Brandade
A bit of teasing here, sorry to say. Mostly I'm in the business of encouraging you to try particular recipes or approaches. But this particular recipe is unavailable unless you have 'beyond essence', book 3 of this Holy Grail. Still, after reading further you might have all the encouragement needed to head off to a nearby bookseller.
Definitions of 'Brandade' elsewhere will be unlikely to give you this interpretation. But all the elements are here in a still-faithful and flavour-packed expression. A small offering, mind you. But even served as an amuse bouche it has the power to leave a lasting impression. This is robust fare.
Salt cod is first to be prepared. I know, you can buy it... but mucking about a bit in the kitchen is always life-enhancing, don't you think. Thyme, garlic, juniper and salt (from the sea, from Maldon, of course!) do their work for up to five hours. That's long enough for the chemistry to firm up the fish and leave insistent flavour, even after rinsing.
Crispy onions need care with chopping and cooking. I got close on both counts but my pic reveals a few stray 'giants' which escaped the knife and the colour after frying is a shade darker than wanted. The crumb kept its allium attack without veering over to bitterness.
This recipe is from one of my country's top chefs so you naturally expect a spot of refinement along with innovation. A layer of potato mousse should be delivered from a pressurised iSi Whip gun... something which I've never put on my Amazon wish-list. So I had to adapt.
You'll find wine pairings for brandade online and in restaurants. I'm sure that Helen Everitt-Matthias would have an interesting recommendation to match her husband's offering... but setting out on the recipe it struck me that something after the style of a citrussy IPA would suit. I'd made beer pickled onions the previous day and still had enough ale left to help out here. I decided to thinly slice potato and 'poach' it in a two to one liquid ratio of beer and milk until soft. Soft but able to hold a shape for layering. And preserving my initial beery notion.

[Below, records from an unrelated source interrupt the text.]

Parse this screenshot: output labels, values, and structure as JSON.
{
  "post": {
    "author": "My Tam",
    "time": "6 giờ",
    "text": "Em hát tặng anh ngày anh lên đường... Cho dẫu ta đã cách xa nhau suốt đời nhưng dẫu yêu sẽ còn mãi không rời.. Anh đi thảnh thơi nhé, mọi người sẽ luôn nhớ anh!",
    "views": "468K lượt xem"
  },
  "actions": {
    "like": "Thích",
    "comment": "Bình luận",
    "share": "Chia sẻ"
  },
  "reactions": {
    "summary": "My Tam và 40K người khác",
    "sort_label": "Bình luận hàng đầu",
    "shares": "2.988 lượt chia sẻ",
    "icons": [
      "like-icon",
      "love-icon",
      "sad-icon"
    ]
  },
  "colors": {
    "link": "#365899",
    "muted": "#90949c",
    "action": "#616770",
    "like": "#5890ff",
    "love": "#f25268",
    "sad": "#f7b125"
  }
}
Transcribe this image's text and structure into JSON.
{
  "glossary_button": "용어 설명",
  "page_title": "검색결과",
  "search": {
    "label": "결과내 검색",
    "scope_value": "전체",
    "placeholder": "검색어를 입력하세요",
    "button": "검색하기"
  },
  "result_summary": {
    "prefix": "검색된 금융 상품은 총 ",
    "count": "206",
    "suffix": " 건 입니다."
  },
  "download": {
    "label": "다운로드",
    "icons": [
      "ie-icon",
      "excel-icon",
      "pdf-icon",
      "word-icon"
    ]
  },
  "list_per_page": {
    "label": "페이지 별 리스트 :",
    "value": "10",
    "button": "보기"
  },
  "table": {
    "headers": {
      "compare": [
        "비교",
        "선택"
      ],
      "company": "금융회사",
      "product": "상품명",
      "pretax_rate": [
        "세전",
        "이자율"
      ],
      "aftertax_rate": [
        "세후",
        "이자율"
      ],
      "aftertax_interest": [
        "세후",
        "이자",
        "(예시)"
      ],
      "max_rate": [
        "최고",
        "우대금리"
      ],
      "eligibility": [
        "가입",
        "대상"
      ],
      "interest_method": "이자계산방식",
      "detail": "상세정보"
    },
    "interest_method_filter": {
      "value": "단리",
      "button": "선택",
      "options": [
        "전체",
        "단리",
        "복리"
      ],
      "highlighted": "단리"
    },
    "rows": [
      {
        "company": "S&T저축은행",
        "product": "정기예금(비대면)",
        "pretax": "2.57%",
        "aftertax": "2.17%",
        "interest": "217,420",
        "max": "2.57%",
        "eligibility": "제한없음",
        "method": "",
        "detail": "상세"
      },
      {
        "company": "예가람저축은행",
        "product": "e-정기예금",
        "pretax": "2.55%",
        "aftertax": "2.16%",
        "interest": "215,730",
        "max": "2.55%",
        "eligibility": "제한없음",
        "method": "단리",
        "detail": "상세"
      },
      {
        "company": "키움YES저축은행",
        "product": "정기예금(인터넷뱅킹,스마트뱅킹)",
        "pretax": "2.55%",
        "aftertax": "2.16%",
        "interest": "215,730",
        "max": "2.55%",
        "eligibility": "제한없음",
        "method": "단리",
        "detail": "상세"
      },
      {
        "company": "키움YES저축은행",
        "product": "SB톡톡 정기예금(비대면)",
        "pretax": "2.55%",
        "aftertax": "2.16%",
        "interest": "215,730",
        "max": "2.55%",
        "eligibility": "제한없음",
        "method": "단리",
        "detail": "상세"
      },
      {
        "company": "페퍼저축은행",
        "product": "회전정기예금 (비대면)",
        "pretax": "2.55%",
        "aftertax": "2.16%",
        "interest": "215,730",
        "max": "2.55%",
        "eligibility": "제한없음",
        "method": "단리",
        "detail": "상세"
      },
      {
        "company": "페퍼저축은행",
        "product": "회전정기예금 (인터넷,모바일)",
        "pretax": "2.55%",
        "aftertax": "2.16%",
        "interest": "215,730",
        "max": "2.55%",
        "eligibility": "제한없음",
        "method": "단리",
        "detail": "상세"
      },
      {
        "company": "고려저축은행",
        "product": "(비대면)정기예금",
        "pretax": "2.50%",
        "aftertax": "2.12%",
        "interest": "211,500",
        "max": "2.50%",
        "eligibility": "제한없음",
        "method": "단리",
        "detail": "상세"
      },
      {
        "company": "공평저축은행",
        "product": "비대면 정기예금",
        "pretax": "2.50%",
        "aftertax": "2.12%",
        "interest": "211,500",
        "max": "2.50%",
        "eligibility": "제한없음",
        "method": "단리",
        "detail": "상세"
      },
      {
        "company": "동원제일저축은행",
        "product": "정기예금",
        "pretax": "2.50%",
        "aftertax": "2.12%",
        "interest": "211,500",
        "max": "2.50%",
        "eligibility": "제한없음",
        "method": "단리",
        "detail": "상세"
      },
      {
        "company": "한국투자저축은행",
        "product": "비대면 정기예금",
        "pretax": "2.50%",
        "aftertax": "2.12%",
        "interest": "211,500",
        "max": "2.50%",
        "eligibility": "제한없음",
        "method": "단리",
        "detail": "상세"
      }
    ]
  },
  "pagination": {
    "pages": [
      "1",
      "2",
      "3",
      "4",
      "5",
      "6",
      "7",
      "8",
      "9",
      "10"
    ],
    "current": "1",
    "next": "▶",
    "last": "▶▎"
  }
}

I don't have any pics of the garlic foam being prepared. It involved finally using the tip from my cookbook mentor of grinding 'health food' shop lecithin granules to a powder. This stabilises the foam after a zizz from a stick blender.
The cod is finely diced and taken to a glass-like appearance in warm olive oil.
Nearly there. Here are the onions on better show before the garlic foam blanketed them.
The final appearance didn't quite have the distinct layers that I might have hoped for but the eating was not compromised in any way. This recipe is about the combination of flavours in a humble but very special French dish. Here it locates firmly to the south east corner (Marseille and around) with its whack of added garlic. Those flavours combine as soon as the spoon goes in.
I served this as an amuse to friends and warily introduced it as perhaps the most challenging dish of the evening. All glasses ended up scraped clean by spoon or finger for every last morsel.